Khuza’a si trova lungo il confine con Israele ed è uno dei punti di concentramento scelti dagli organizzatori della “grande marcia del ritorno”, quella durante la quale, lo scorso venerdì, si sono scatenati cecchini ed esercito israeliano facendo in poche ore 17 martiri e circa 1500 feriti tra i manifestanti inermi che chiedevano il rispetto delle Risoluzzioni Onu.
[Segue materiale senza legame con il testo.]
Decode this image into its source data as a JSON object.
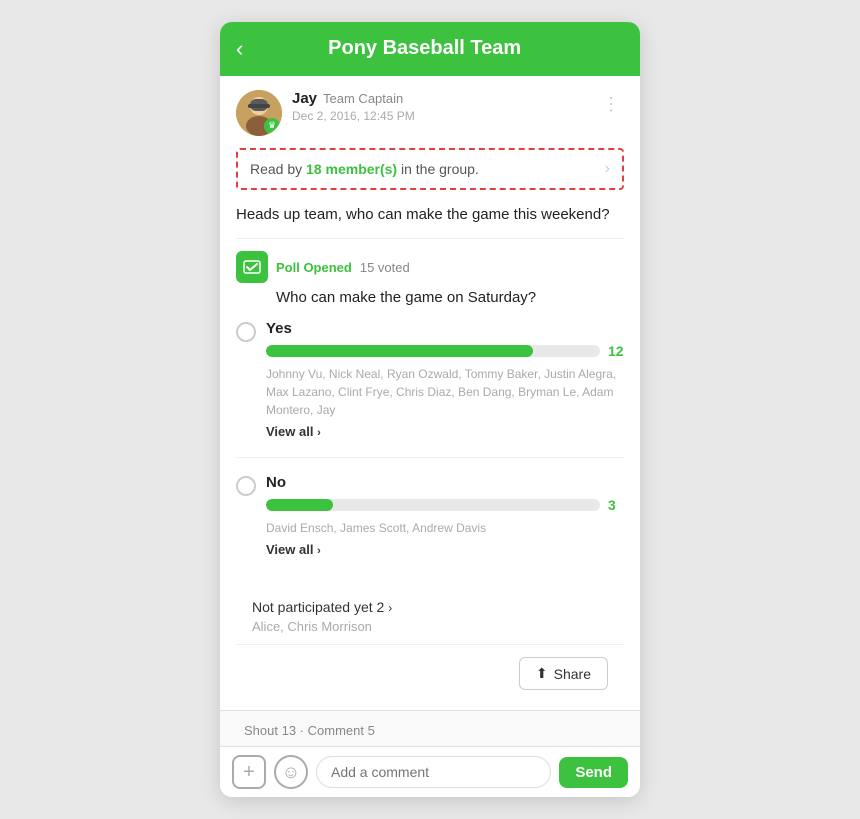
{
  "header": {
    "back_label": "‹",
    "title": "Pony Baseball Team"
  },
  "post": {
    "author": "Jay",
    "role": "Team Captain",
    "time": "Dec 2, 2016, 12:45 PM",
    "read_by_count": "18 member(s)",
    "read_by_suffix": " in the group.",
    "body": "Heads up team, who can make the game this weekend?",
    "menu_icon": "⋮"
  },
  "poll": {
    "status": "Poll Opened",
    "votes_label": "15 voted",
    "question": "Who can make the game on Saturday?",
    "options": [
      {
        "label": "Yes",
        "count": 12,
        "bar_percent": 80,
        "voters": "Johnny Vu, Nick Neal, Ryan Ozwald, Tommy Baker, Justin Alegra, Max Lazano, Clint Frye, Chris Diaz, Ben Dang, Bryman Le, Adam Montero, Jay",
        "view_all": "View all"
      },
      {
        "label": "No",
        "count": 3,
        "bar_percent": 20,
        "voters": "David Ensch, James Scott, Andrew Davis",
        "view_all": "View all"
      }
    ],
    "not_participated_label": "Not participated yet",
    "not_participated_count": "2",
    "not_participated_names": "Alice, Chris Morrison"
  },
  "share": {
    "button_label": "Share"
  },
  "footer": {
    "shout_label": "Shout 13",
    "separator": "·",
    "comment_label": "Comment 5"
  },
  "comment_bar": {
    "add_icon": "+",
    "emoji_icon": "☺",
    "placeholder": "Add a comment",
    "send_label": "Send"
  }
}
In tutti i punti di concentramento dal nord al sud della Striscia, nonostante la violenza israeliana, il popolo palestinese si è dato appuntamento per proseguire la grande marcia. A Khuza’a siamo andati a vedere, come già avevamo fatto venerdì scorso ad Al Saphieh, e abbiamo trovato la stessa allegria e la stessa calma determinazione della giornata di sangue che Israele, come al solito impunito, ha aggiunto al lungo elenco che un giorno farà vergognare i suoi cittadini per il passato dei loro padri. E’ già successo a noi italiani, è successo anche ai tedeschi. La storia in fondo spesso si ripete in tempi e luoghi diversi.
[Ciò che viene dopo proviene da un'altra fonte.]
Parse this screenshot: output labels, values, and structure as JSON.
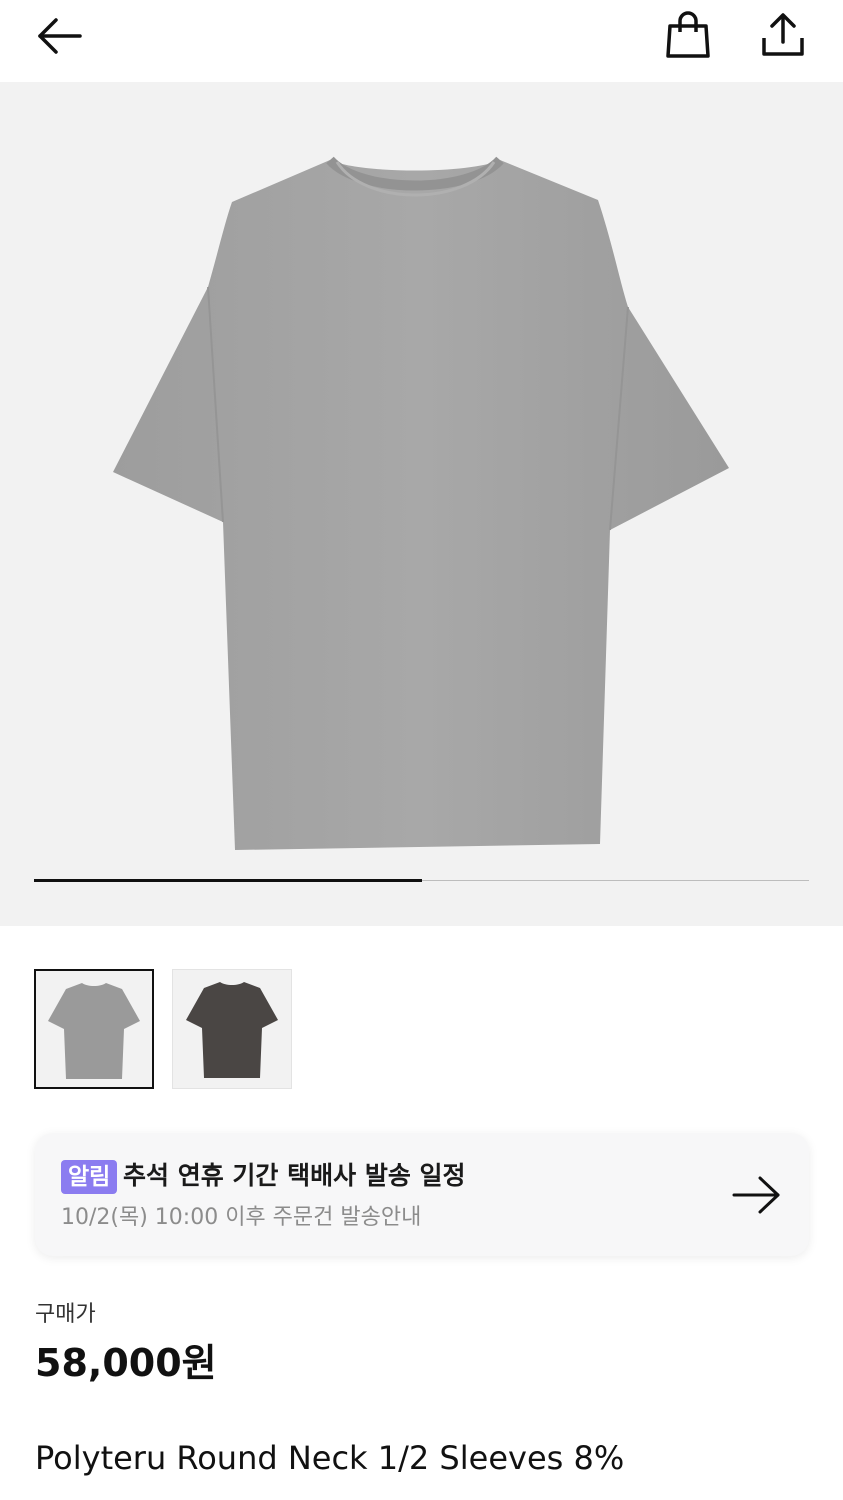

Non è facile per gli occidentali dalla pelle molto chiara girare da soli e soprattutto arrivare in punti a rischio di pallottole. Non lo è perché le autorità locali sono estremamente attente ai pochissimi stranieri riusciti a entrare nella Striscia a proprio rischio e pericolo e quel pericolo i governanti di Gaza cercano di ridurlo al minimo. Non bastasse la sicurezza di Hamas ci sono sempre gli amici locali pronti a farti da guardia del corpo e così, solo con mille attenzioni e raccomandazioni, si riesce ad arrivare in uno dei punti caldi. E’ tardo pomeriggio e l’impressione che si ha è quella di stare a una festa di paese. I colpi che si sentono ogni tanto potrebbero essere benissimo fuochi d’artificio, tanta è la tranquillità con cui i gazawi si comportano. Invece sono i teargas lanciati a 700 metri di distanza dai soldati israeliani e a questi si risponde con qualche copertone incendiato per creare una cortina di fumo nero che renda più difficile prendere eventualmente la mira contro uno dei tanti palestinesi che osano chiedere giustizia.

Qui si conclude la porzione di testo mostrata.